Korrelation zwischen Maturitätsnoten und Studienerfolg
Die am Gymnasium erbrachten Leistungen beeinflussen den späteren Studienerfolg in mehrfacher Weise (S. 172). Je höher die Maturitätsnoten, desto eher erfolgt ein Übertritt an eine Hochschule und desto eher erfolgt dieser Übertritt im Jahr des Maturaabschlusses (Zeitpunkt des Übertritts), desto eher erfolgt die Wahl innerhalb der Hochschulen auf eine Universität (Hochschultyp) und desto eher wird innerhalb von sechs Jahren ein Bachelorabschluss erlangt (Studienerfolg).
Gute Noten am Gymnasium führen zu Erfolg im Studium, sei dies, weil Maturandinnen und Maturanden mit guten Noten besser auf ein Studium vorbereitet sind, oder auch nur, weil die Noten die eigenen Erwartungshaltungen positiv beeinflussen. (S. 171 f.)
Rund 6 % der Schülerinnen und Schüler auf der Sekundarstufe II besuchen eine FMS. Im Jahr 2010 lag dieser Anteil noch bei 4 % und ist seither kontinuierlich gewachsen. Die Bedeutung der FMS ist jedoch je nach Kanton sehr unterschiedlich. Die FMS-Quoten der Kantone variieren zwischen 2 % (Zürich) und 16 % (Genf).

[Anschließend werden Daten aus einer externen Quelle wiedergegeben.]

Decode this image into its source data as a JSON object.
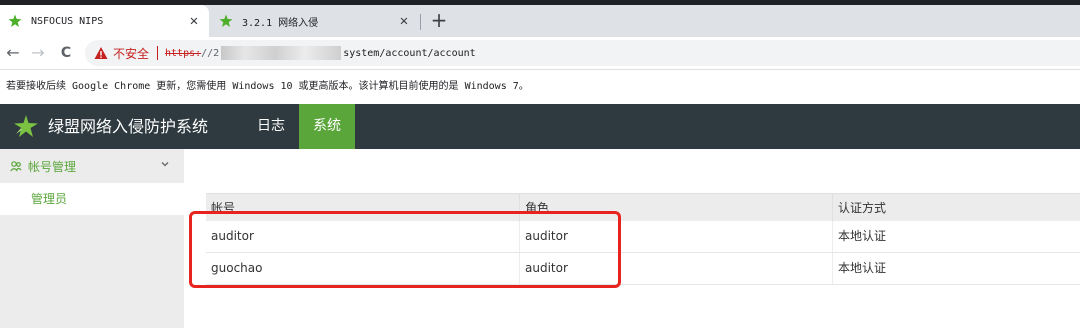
{
  "browser": {
    "tabs": [
      {
        "title": "NSFOCUS NIPS",
        "active": true
      },
      {
        "title": "3.2.1 网络入侵",
        "active": false
      }
    ],
    "close_glyph": "✕",
    "new_tab_glyph": "+",
    "nav": {
      "back": "←",
      "forward": "→",
      "reload": "C"
    },
    "address": {
      "security_label": "不安全",
      "scheme": "https:",
      "host_prefix": "//2",
      "path": "system/account/account"
    },
    "infobar_text": "若要接收后续 Google Chrome 更新，您需使用 Windows 10 或更高版本。该计算机目前使用的是 Windows 7。"
  },
  "app": {
    "title": "绿盟网络入侵防护系统",
    "nav": [
      {
        "label": "日志",
        "active": false
      },
      {
        "label": "系统",
        "active": true
      }
    ],
    "accent_color": "#5aa63a",
    "header_color": "#2e3a3f"
  },
  "sidebar": {
    "group_label": "帐号管理",
    "items": [
      {
        "label": "管理员",
        "selected": true
      }
    ]
  },
  "table": {
    "columns": [
      "帐号",
      "角色",
      "认证方式"
    ],
    "rows": [
      [
        "auditor",
        "auditor",
        "本地认证"
      ],
      [
        "guochao",
        "auditor",
        "本地认证"
      ]
    ]
  },
  "annotation": {
    "color": "#e8231d"
  }
}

Die Gründe dafür liegen sowohl im Angebot als auch in der Nachfrage; welches die Treiber für die kantonalen Differenzen sind, bleibt unklar. Zwei Elemente spielen dabei eine wichtige Rolle:
Schülerinnen und Schüler und deren Eltern haben unterschiedliche Präferenzen für eine allgemeinbildende Ausbildung
unterschiedliche Bildungsangebote sind häufig traditionell gewachsen oder politisch begründet.

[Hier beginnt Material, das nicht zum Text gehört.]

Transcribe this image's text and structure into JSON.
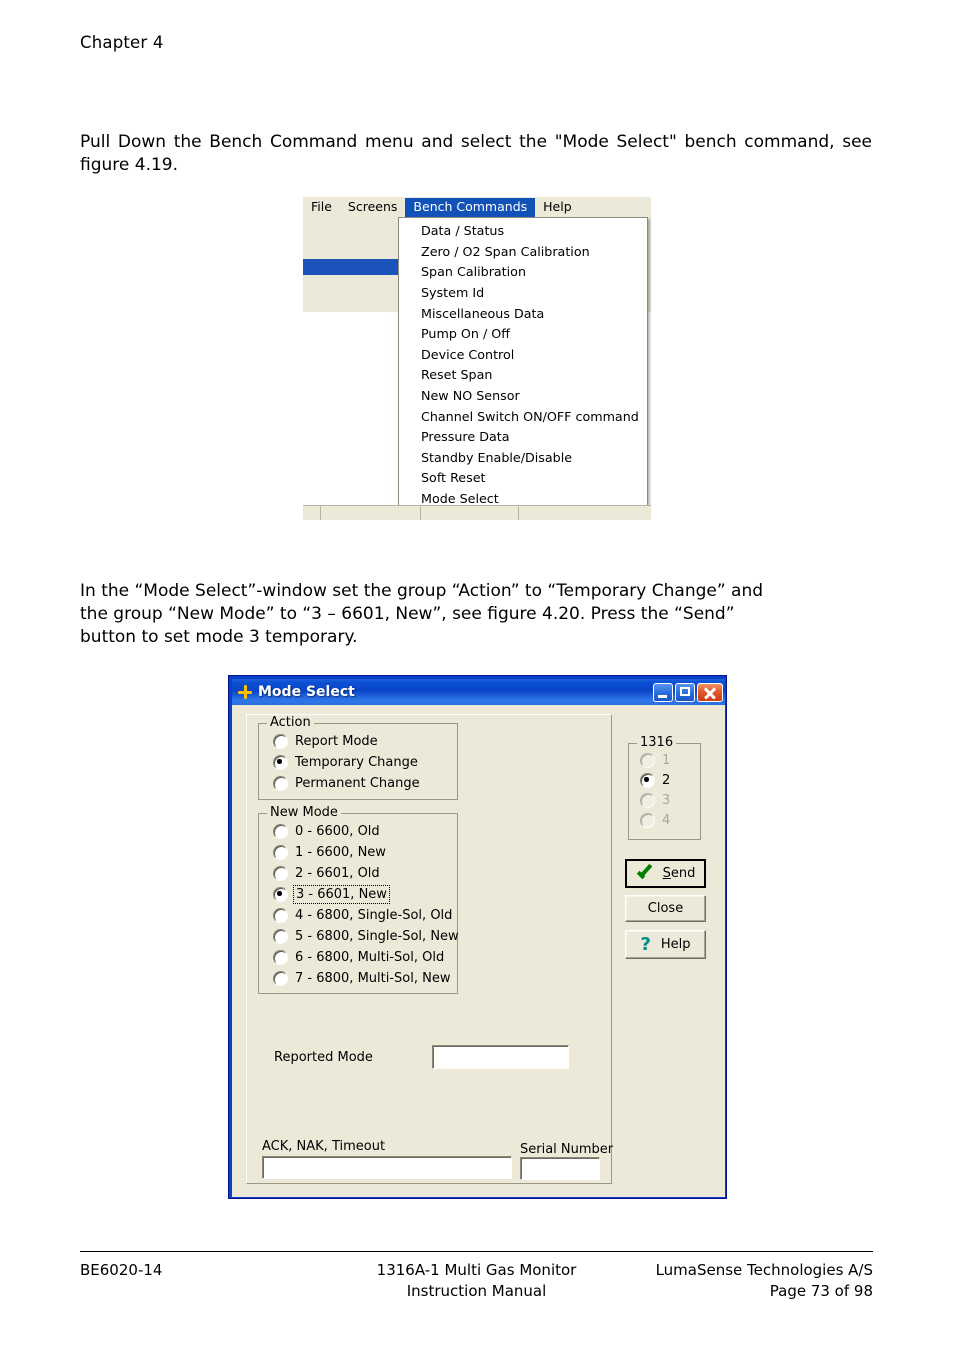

22 Kantone führen Fachmittelschulen, die mehrheitlich den Gymnasien angeschlossen sind.
In Kantonen mit hohen gymnasialen Maturitätsquoten sind in der Regel auch die Fachmaturitätsquoten hoch und umgekehrt. In keinem Kanton haben die FMS eine kompensatorische Funktion für eine tiefe gymnasiale Maturitätsquote.
Zwischen 2010 und 2015 wurde das Angebot in den Kantonen, insbesondere im Bereich der Fachmaturitäten weiter ausgebaut. In der französischsprachigen Schweiz ist der Anteil nach wie vor deutlich höher als in der übrigen Schweiz. Ein Grund dafür ist die dort festgestellte Präferenz für vollschulische Ausbildungen auf der Sekundarstufe II (auch Gymnasien und Schulen, die eine vollschulische berufliche Grundbildung (BGB) anbieten).
Frauen an FMS:
2020 besuchten 9 % aller Frauen der Sekundarstufe II eine FMS aber nur 3 % der Männer (S. 183)

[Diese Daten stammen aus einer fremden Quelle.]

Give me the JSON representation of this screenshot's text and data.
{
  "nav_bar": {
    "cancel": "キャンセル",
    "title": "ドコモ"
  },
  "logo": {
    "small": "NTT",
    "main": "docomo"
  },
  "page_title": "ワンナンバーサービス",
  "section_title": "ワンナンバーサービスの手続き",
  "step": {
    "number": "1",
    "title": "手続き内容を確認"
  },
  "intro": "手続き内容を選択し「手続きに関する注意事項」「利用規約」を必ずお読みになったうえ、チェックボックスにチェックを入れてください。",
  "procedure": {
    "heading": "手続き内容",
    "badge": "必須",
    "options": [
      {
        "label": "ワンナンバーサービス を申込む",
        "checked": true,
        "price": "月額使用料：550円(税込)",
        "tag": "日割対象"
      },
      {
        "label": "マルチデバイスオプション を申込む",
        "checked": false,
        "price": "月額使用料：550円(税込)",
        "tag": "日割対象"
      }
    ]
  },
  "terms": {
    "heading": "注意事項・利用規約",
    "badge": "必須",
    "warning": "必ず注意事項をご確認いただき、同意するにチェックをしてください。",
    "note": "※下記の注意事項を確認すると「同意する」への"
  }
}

der Frauenanteil lag bei 70 % (5 Prozentpunkte tiefer als 5 Jahre zuvor)
Bildungshintergrund:
Über 50 % der Fachmittelschülerinnen und -schüler haben Eltern ohne Tertiärausbildung (S. 184). Zum Vergleich: Bei Gymnasiastinnen und Gymnasiasten ist das nur bei 25 % der Fall.
Der Bildungshintergrund der Fachmittelschülerinnen und -schüler unterschiedet sich hingegen kaum von jenem der Lernenden in der Berufsbildung. Daher hat die FMS den Ruf einer Allgemeinbildungsoption für Jugendliche aus bildungsferneren Familien.
Bildungsangebot:
Die Ausbildungen werden in sechs verschiedenen Berufsfeldern und teilweise auch kombiniert angeboten (S. 185).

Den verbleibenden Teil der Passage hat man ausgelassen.